Set evictionMinimumReclaim in the kubelet configuration for the signals you are hitting. For example, forcing memory.available to reclaim at least 200Mi above the threshold prevents pods from being scheduled straight back onto a node that just evicted them.

If you customize eviction thresholds in KubeletConfiguration, note that specifying evictionHard or evictionSoft overrides the defaults entirely. Define all thresholds you need explicitly; otherwise omitted defaults fall back to zero and disable protection.

If the cause is cgroup v2 accounting drift

On clusters using cgroup v2, expect lower reported memory.available for the same workloads. Re-baseline your nodes with the new accounting. Reduce per-node workload density or add memory to restore safe headroom.

If the cause is emptyDir or ephemeral storage

Enforce sizeLimit on all emptyDir volumes in pod specs.

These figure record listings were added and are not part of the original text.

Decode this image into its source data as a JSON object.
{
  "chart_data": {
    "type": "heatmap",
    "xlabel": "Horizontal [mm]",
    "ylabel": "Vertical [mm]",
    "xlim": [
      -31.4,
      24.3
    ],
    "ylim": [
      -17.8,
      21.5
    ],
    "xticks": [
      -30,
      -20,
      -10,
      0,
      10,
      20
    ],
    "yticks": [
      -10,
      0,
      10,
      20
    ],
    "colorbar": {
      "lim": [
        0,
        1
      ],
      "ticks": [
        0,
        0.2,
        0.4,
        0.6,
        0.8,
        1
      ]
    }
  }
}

Ensure container logs are rotated so that nodefs does not fill from log output.

If the cause is node failure or zone disruption

The node-lifecycle controller modulates eviction rates based on zone health. Rate limiting helps during partial disruptions. If an entire zone fails, evicted pods must reschedule elsewhere; ensure other zones have headroom.

Ensure cluster autoscaler and PodDisruptionBudget settings allow rapid scale-out. Conservative PDB settings (maxUnavailable: 0) can block cluster autoscaler scale-down during recovery.

Prevention

  • Treat resource requests as a scheduling contract. If a workload consistently exceeds its memory request, the contract is broken and the scheduler will overplace nodes.
  • Configure evictionMinimumReclaim for all hard thresholds to create hysteresis and prevent immediate re-scheduling onto recovering nodes.
  • Monitor the gap between node allocatable and actual utilization, not just requested capacity.
  • Set sizeLimit on emptyDir volumes and enforce ephemeral storage limits.
  • Maintain cluster headroom so that losing one node or one availability zone does not push the remaining fleet above 80% actual utilization.
  • Validate kubelet behavior on cgroup v2 nodes after any Kubernetes upgrade before promoting changes to production clusters.

How Netdata helps

Netdata surfaces node-level signals that precede API-visible Kubernetes conditions:

  • Per-node charts for memory.available, disk usage, and inode utilization identify the first node to tip before the kubelet begins evicting.
  • Correlating kubelet events with system memory and disk metrics on the same timeline reveals whether a spike was caused by workload growth, emptyDir bloat, or log accumulation.
  • Per-cgroup memory charts let you validate whether a cgroup v2 configuration has shifted memory accounting headroom for your actual workloads.
  • Alerts on memory.available and disk pressure can fire before Kubernetes conditions propagate to the control plane, giving time to cordon a node before a cascade begins.